Si usted ha padecido de sobrepeso durante mucho tiempo o sufre de obesidad, necesita un nuevo panorama respecto de cómo hacer dieta y cómo mejorar su salud. Hacer dieta no significa renunciar al placer que le brinda una comida que le gusta. Aunque usted no lo crea, puede disfrutar de los alimentos, se puede disfrutar de una dieta. La clave está en aprender una nueva manera de comer que lo ayude a mantenerse en el peso adecuado y contribuya a mejorar su salud y bienestar general.
La forma, la cantidad y los alimentos que usted consume forman parte de sus costumbres. Por eso, intentar cambiar de un día para el otro la manera de comer es una propuesta difícil de cumplir, o por lo menos, de sostener. Lo más probable es que esta autoimposición de nuevos hábitos funcione durante cinco o diez días, pero después todo vuelve a la "normalidad".
Piense en algo cotidiano, como ducharse, por ejemplo. Usted tiene una organización ya creada: el jabón, el champú, el cepillo, el toallón, la ropa, su peine o cepillo, el secador para el cabello, la alfombrita al salir de la ducha, etcétera. Todo está dónde y cómo a usted le gusta, o le resulta cómodo, para su cuidado personal.
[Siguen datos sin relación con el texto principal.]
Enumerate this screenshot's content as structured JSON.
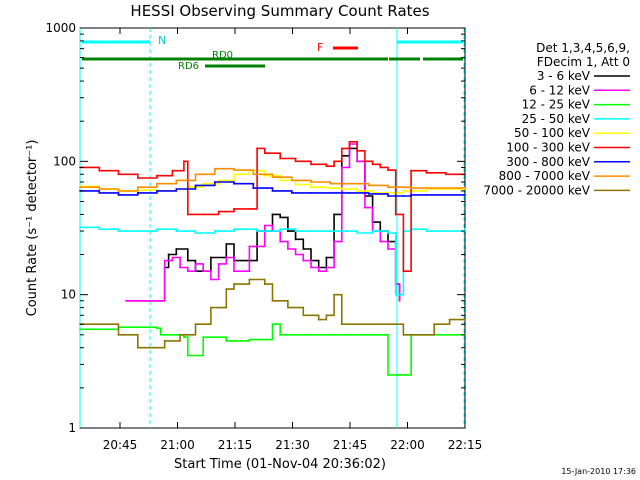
{
  "chart_data": {
    "type": "line",
    "title": "HESSI Observing Summary Count Rates",
    "xlabel": "Start Time (01-Nov-04 20:36:02)",
    "ylabel": "Count Rate (s⁻¹ detector⁻¹)",
    "yscale": "log",
    "ylim": [
      1,
      1000
    ],
    "xlim_minutes_after_start": [
      0,
      100
    ],
    "x_tick_labels": [
      "20:45",
      "21:00",
      "21:15",
      "21:30",
      "21:45",
      "22:00",
      "22:15"
    ],
    "y_tick_labels": [
      "1",
      "10",
      "100",
      "1000"
    ],
    "legend_position": "right",
    "legend_header": [
      "Det 1,3,4,5,6,9,",
      "FDecim 1, Att 0"
    ],
    "timestamp": "15-Jan-2010 17:36",
    "annotations": {
      "N": "N",
      "RD0": "RD0",
      "RD6": "RD6",
      "F": "F"
    },
    "series": [
      {
        "name": "3 - 6 keV",
        "color": "#000000",
        "x": [
          12,
          22,
          23,
          25,
          28,
          30,
          34,
          38,
          40,
          46,
          50,
          52,
          54,
          56,
          58,
          60,
          62,
          64,
          66,
          68,
          70,
          72,
          74,
          76,
          78,
          80,
          82,
          83
        ],
        "y": [
          9,
          16,
          20,
          22,
          18,
          15,
          19,
          24,
          18,
          30,
          40,
          38,
          30,
          26,
          22,
          18,
          16,
          19,
          40,
          110,
          125,
          100,
          55,
          35,
          30,
          25,
          12,
          9
        ]
      },
      {
        "name": "6 - 12 keV",
        "color": "#ff00ff",
        "x": [
          12,
          14,
          16,
          18,
          20,
          22,
          24,
          26,
          28,
          30,
          32,
          34,
          36,
          38,
          40,
          44,
          48,
          50,
          52,
          54,
          56,
          58,
          60,
          62,
          64,
          66,
          68,
          70,
          72,
          74,
          76,
          78,
          80,
          82,
          83
        ],
        "y": [
          9,
          9,
          9,
          9,
          9,
          18,
          19,
          16,
          15,
          17,
          15,
          13,
          17,
          19,
          15,
          23,
          33,
          30,
          25,
          22,
          20,
          18,
          16,
          15,
          16,
          25,
          90,
          135,
          100,
          45,
          30,
          25,
          22,
          12,
          9
        ]
      },
      {
        "name": "12 - 25 keV",
        "color": "#00ff00",
        "x": [
          0,
          10,
          20,
          21,
          27,
          28,
          32,
          38,
          40,
          44,
          50,
          52,
          60,
          66,
          70,
          74,
          78,
          80,
          83,
          86,
          90,
          100
        ],
        "y": [
          5.5,
          5.7,
          5.6,
          5,
          4.8,
          3.5,
          4.8,
          4.5,
          4.5,
          4.6,
          6,
          5,
          5,
          5,
          5,
          5,
          5,
          2.5,
          2.5,
          5,
          5,
          5
        ]
      },
      {
        "name": "25 - 50 keV",
        "color": "#00ffff",
        "x": [
          0,
          5,
          10,
          15,
          20,
          25,
          30,
          35,
          40,
          42,
          46,
          52,
          56,
          60,
          64,
          68,
          72,
          76,
          80,
          82,
          84,
          86,
          90,
          100
        ],
        "y": [
          32,
          31,
          30,
          30,
          31,
          30,
          29,
          30,
          31,
          31,
          30,
          31,
          30,
          30,
          30,
          30,
          29,
          30,
          29,
          10,
          30,
          31,
          30,
          31
        ]
      },
      {
        "name": "50 - 100 keV",
        "color": "#ffff00",
        "x": [
          0,
          5,
          10,
          15,
          20,
          25,
          28,
          32,
          36,
          40,
          44,
          48,
          52,
          56,
          60,
          64,
          68,
          72,
          76,
          80,
          84,
          86,
          90,
          100
        ],
        "y": [
          65,
          62,
          60,
          61,
          60,
          62,
          64,
          68,
          72,
          80,
          85,
          78,
          72,
          67,
          64,
          63,
          62,
          60,
          58,
          58,
          60,
          60,
          62,
          62
        ]
      },
      {
        "name": "100 - 300 keV",
        "color": "#ff0000",
        "x": [
          0,
          5,
          10,
          15,
          20,
          24,
          27,
          28,
          32,
          36,
          40,
          44,
          46,
          48,
          52,
          56,
          60,
          64,
          66,
          68,
          70,
          72,
          74,
          76,
          78,
          80,
          82,
          84,
          86,
          90,
          95,
          100
        ],
        "y": [
          90,
          85,
          80,
          75,
          78,
          85,
          100,
          40,
          40,
          42,
          44,
          44,
          125,
          115,
          105,
          100,
          95,
          92,
          100,
          125,
          140,
          120,
          100,
          95,
          90,
          86,
          40,
          15,
          85,
          82,
          80,
          80
        ]
      },
      {
        "name": "300 - 800 keV",
        "color": "#0000ff",
        "x": [
          0,
          5,
          10,
          15,
          20,
          25,
          30,
          35,
          40,
          45,
          50,
          55,
          60,
          65,
          70,
          75,
          80,
          84,
          86,
          90,
          100
        ],
        "y": [
          60,
          58,
          56,
          58,
          60,
          62,
          66,
          70,
          68,
          63,
          60,
          58,
          58,
          58,
          58,
          57,
          55,
          55,
          56,
          56,
          56
        ]
      },
      {
        "name": "800 - 7000 keV",
        "color": "#ff8c00",
        "x": [
          0,
          5,
          10,
          15,
          20,
          25,
          30,
          35,
          40,
          45,
          50,
          55,
          60,
          65,
          70,
          75,
          80,
          84,
          86,
          90,
          100
        ],
        "y": [
          64,
          62,
          60,
          64,
          68,
          72,
          80,
          88,
          86,
          80,
          76,
          72,
          70,
          68,
          68,
          66,
          64,
          64,
          63,
          63,
          63
        ]
      },
      {
        "name": "7000 - 20000 keV",
        "color": "#8b7500",
        "x": [
          0,
          6,
          10,
          15,
          20,
          22,
          26,
          30,
          34,
          38,
          40,
          44,
          48,
          50,
          54,
          58,
          62,
          64,
          66,
          68,
          72,
          76,
          80,
          84,
          88,
          92,
          96,
          100
        ],
        "y": [
          6,
          6,
          5,
          4,
          4,
          4.5,
          5,
          6,
          8,
          11,
          12,
          13,
          12,
          9,
          8,
          7,
          6.5,
          7,
          10,
          6,
          6,
          6,
          6,
          5,
          5,
          6,
          6.5,
          6.5
        ]
      }
    ]
  }
}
Esta rutina simple, como tantas otras, se termina de armar generalmente entre los veinte y treinta años de edad. Después se repite automáticamente, sin necesidad de pensar conscientemente cada paso.
Renovarse es vivir mejor
Póngase ahora en el lugar de quien necesita hacer una dieta para adelgazar y mantenerse. Para tener éxito, tendrá que cambiar hábitos alimentarios que fueron construidos a lo largo de toda la vida, que fueron incorporados con placer, utilizando sus sentidos: la vista, el olfato y el gusto. También será necesario hacer cambios en la manera de comprar, preparar y servir los alimentos, la forma de comer y el tiempo que se le dedica. Esto incluye una nueva manera de distribuir las comidas, adaptarse a cantidades diferentes y a una mayor variedad de alimentos.
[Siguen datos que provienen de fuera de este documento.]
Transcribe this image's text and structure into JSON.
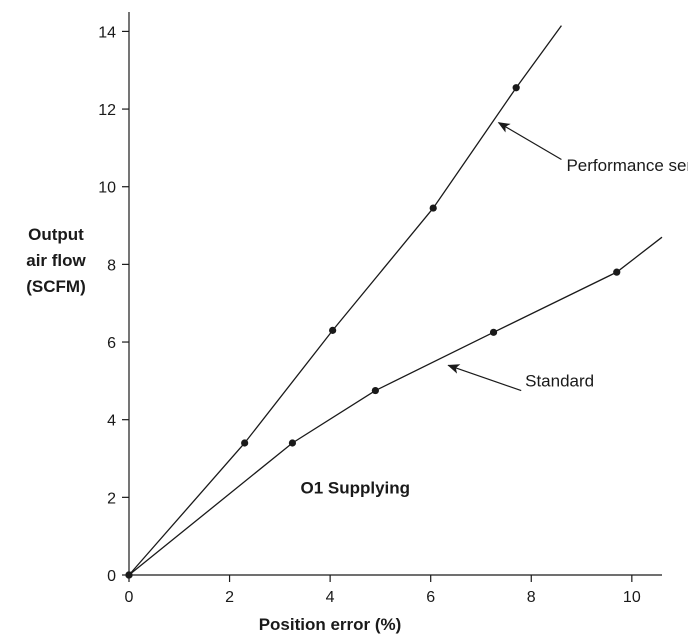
{
  "chart_data": {
    "type": "line",
    "xlabel": "Position error (%)",
    "ylabel": [
      "Output",
      "air flow",
      "(SCFM)"
    ],
    "xlim": [
      0,
      10.6
    ],
    "ylim": [
      0,
      14.5
    ],
    "xticks": [
      0,
      2,
      4,
      6,
      8,
      10
    ],
    "yticks": [
      0,
      2,
      4,
      6,
      8,
      10,
      12,
      14
    ],
    "grid": false,
    "series": [
      {
        "name": "Performance series",
        "x": [
          0,
          2.3,
          4.05,
          6.05,
          7.7
        ],
        "y": [
          0,
          3.4,
          6.3,
          9.45,
          12.55
        ],
        "line_end": [
          8.6,
          14.15
        ]
      },
      {
        "name": "Standard",
        "x": [
          0,
          3.25,
          4.9,
          7.25,
          9.7
        ],
        "y": [
          0,
          3.4,
          4.75,
          6.25,
          7.8
        ],
        "line_end": [
          10.6,
          8.7
        ]
      }
    ],
    "annotations": [
      {
        "id": "performance",
        "text": "Performance series",
        "text_at": [
          8.7,
          10.4
        ],
        "arrow_to": [
          7.35,
          11.65
        ]
      },
      {
        "id": "standard",
        "text": "Standard",
        "text_at": [
          9.25,
          4.85
        ],
        "arrow_to": [
          6.35,
          5.4
        ]
      },
      {
        "id": "supplying",
        "text": "O1 Supplying",
        "text_at": [
          4.5,
          2.1
        ]
      }
    ],
    "colors": {
      "line": "#1a1a1a",
      "marker": "#1a1a1a",
      "axis": "#1a1a1a"
    }
  }
}
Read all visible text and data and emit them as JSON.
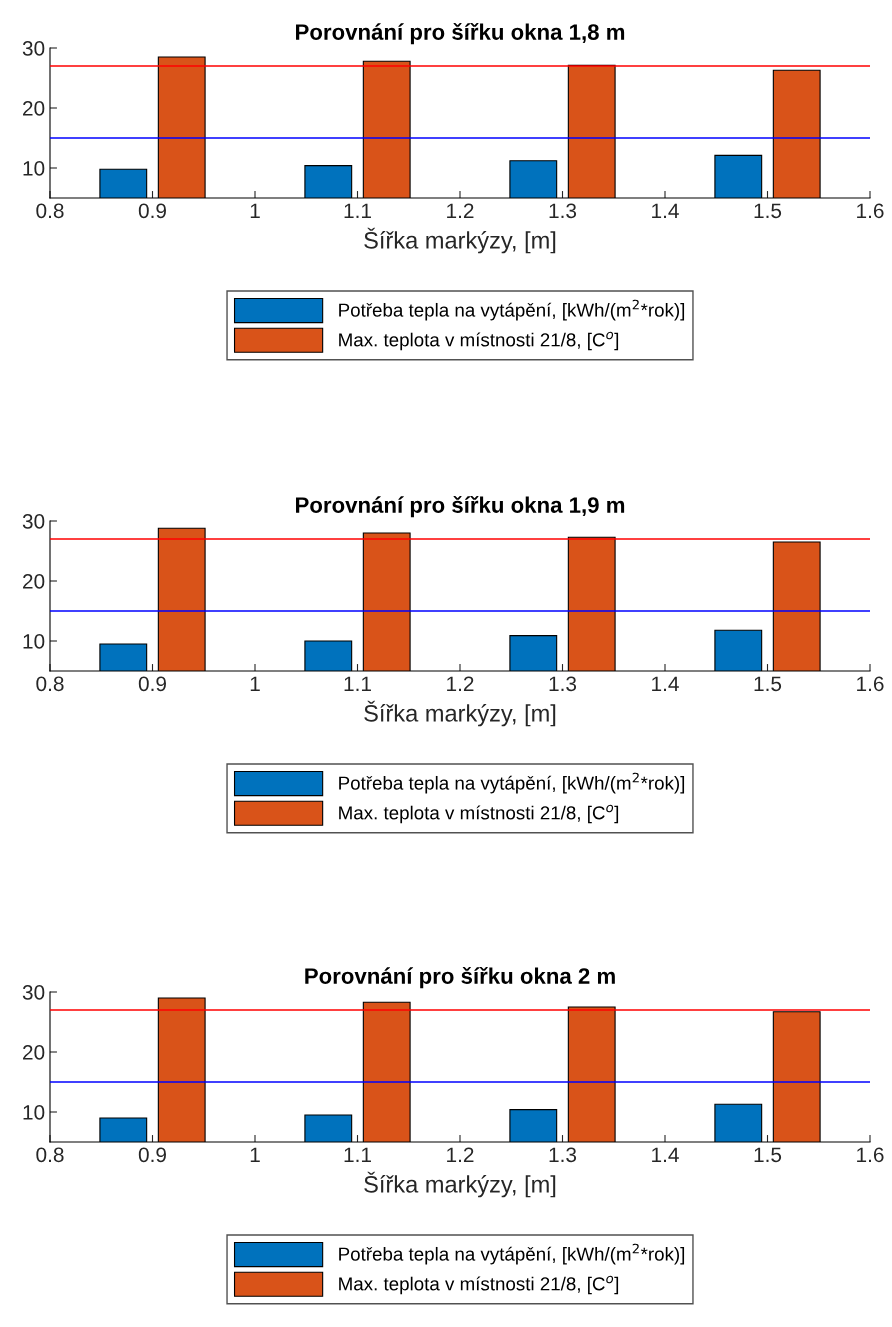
{
  "chart_data": [
    {
      "type": "bar",
      "title": "Porovnání pro šířku okna 1,8 m",
      "xlabel": "Šířka markýzy, [m]",
      "x": [
        0.9,
        1.1,
        1.3,
        1.5
      ],
      "xlim": [
        0.8,
        1.6
      ],
      "xticks": [
        0.8,
        0.9,
        1,
        1.1,
        1.2,
        1.3,
        1.4,
        1.5,
        1.6
      ],
      "ylim": [
        5,
        30
      ],
      "yticks": [
        10,
        20,
        30
      ],
      "grid": false,
      "legend": "bottom",
      "series": [
        {
          "name": "Potřeba tepla na vytápění, [kWh/(m$^{2}$*rok)]",
          "color": "#0072bd",
          "values": [
            9.8,
            10.4,
            11.2,
            12.1
          ]
        },
        {
          "name": "Max. teplota v místnosti 21/8, [C$^{o}$]",
          "color": "#d95319",
          "values": [
            28.5,
            27.8,
            27.1,
            26.3
          ]
        }
      ],
      "ref_lines": [
        {
          "axis": "y",
          "value": 27,
          "color": "#ff0000"
        },
        {
          "axis": "y",
          "value": 15,
          "color": "#0000ff"
        }
      ]
    },
    {
      "type": "bar",
      "title": "Porovnání pro šířku okna 1,9 m",
      "xlabel": "Šířka markýzy, [m]",
      "x": [
        0.9,
        1.1,
        1.3,
        1.5
      ],
      "xlim": [
        0.8,
        1.6
      ],
      "xticks": [
        0.8,
        0.9,
        1,
        1.1,
        1.2,
        1.3,
        1.4,
        1.5,
        1.6
      ],
      "ylim": [
        5,
        30
      ],
      "yticks": [
        10,
        20,
        30
      ],
      "grid": false,
      "legend": "bottom",
      "series": [
        {
          "name": "Potřeba tepla na vytápění, [kWh/(m$^{2}$*rok)]",
          "color": "#0072bd",
          "values": [
            9.5,
            10.0,
            10.9,
            11.8
          ]
        },
        {
          "name": "Max. teplota v místnosti 21/8, [C$^{o}$]",
          "color": "#d95319",
          "values": [
            28.8,
            28.0,
            27.3,
            26.5
          ]
        }
      ],
      "ref_lines": [
        {
          "axis": "y",
          "value": 27,
          "color": "#ff0000"
        },
        {
          "axis": "y",
          "value": 15,
          "color": "#0000ff"
        }
      ]
    },
    {
      "type": "bar",
      "title": "Porovnání pro šířku okna 2 m",
      "xlabel": "Šířka markýzy, [m]",
      "x": [
        0.9,
        1.1,
        1.3,
        1.5
      ],
      "xlim": [
        0.8,
        1.6
      ],
      "xticks": [
        0.8,
        0.9,
        1,
        1.1,
        1.2,
        1.3,
        1.4,
        1.5,
        1.6
      ],
      "ylim": [
        5,
        30
      ],
      "yticks": [
        10,
        20,
        30
      ],
      "grid": false,
      "legend": "bottom",
      "series": [
        {
          "name": "Potřeba tepla na vytápění, [kWh/(m$^{2}$*rok)]",
          "color": "#0072bd",
          "values": [
            9.0,
            9.5,
            10.4,
            11.3
          ]
        },
        {
          "name": "Max. teplota v místnosti 21/8, [C$^{o}$]",
          "color": "#d95319",
          "values": [
            29.0,
            28.3,
            27.5,
            26.7
          ]
        }
      ],
      "ref_lines": [
        {
          "axis": "y",
          "value": 27,
          "color": "#ff0000"
        },
        {
          "axis": "y",
          "value": 15,
          "color": "#0000ff"
        }
      ]
    }
  ]
}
Darle a usted una dieta o un plan de alimentación y esperar que cumpla las indicaciones al pie de la letra gracias a nuestro poder de persuasión o porque somos muy convincentes, implica efectivamente un riesgo. Es preciso acompañarlo a construir su "autocuidado responsable". Esto es, a que usted pueda ir progresivamente reemplazando esquemas mentales que ya no le sirven por otros que sean útiles hoy, para su actual necesidad. Hay que desactivar costumbres viejas y reemplazarlas por esquemas nuevos más sanos.
Y para ello es necesario su compromiso. El poder lo tiene usted: está en sus manos decidirse por una vida más agradable y satisfactoria o conformarse con esos kilos que tanto le molestan.
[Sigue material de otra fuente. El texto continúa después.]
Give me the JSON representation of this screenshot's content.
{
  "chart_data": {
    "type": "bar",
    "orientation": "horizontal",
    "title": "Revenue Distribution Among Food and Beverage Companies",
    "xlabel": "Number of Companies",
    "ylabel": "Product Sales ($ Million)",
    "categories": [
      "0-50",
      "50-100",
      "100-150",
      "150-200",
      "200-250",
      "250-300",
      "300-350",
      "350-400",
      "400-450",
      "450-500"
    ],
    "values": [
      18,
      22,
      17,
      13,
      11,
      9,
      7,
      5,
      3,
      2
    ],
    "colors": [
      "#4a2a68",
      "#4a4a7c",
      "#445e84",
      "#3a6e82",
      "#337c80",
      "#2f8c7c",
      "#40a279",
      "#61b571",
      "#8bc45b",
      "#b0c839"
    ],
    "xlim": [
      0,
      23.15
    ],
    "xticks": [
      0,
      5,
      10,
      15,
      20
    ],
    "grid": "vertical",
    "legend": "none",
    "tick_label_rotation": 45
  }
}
Moraleja (esto es "de mi cosecha"): Hay que comer de todo pero en menor cantidad, dividiendo las comidas en un número mayor (5 ó 6... o más) de pequeñas ingestas, lo cual va a calmar la ansiedad y facilitar el contenerse dentro de unos límites aceptables. No olvideís, en favor de mantenernos bien nutridos, priorizar alimentos ricos en minerales, vitaminas y proteínas y dejar en un segundo plano, pero sin eliminarlos totalmente, los ricos en carbohidratos y grasas (sobretodo las saturadas, generalmente de orígen animal, que son las más perjudiciales por su tendencia a elevar los niveles de colesterol). Y beber mucho líquido, preferiblemente agua, en cantidad siempre mayor al litro y medio o los dos litros.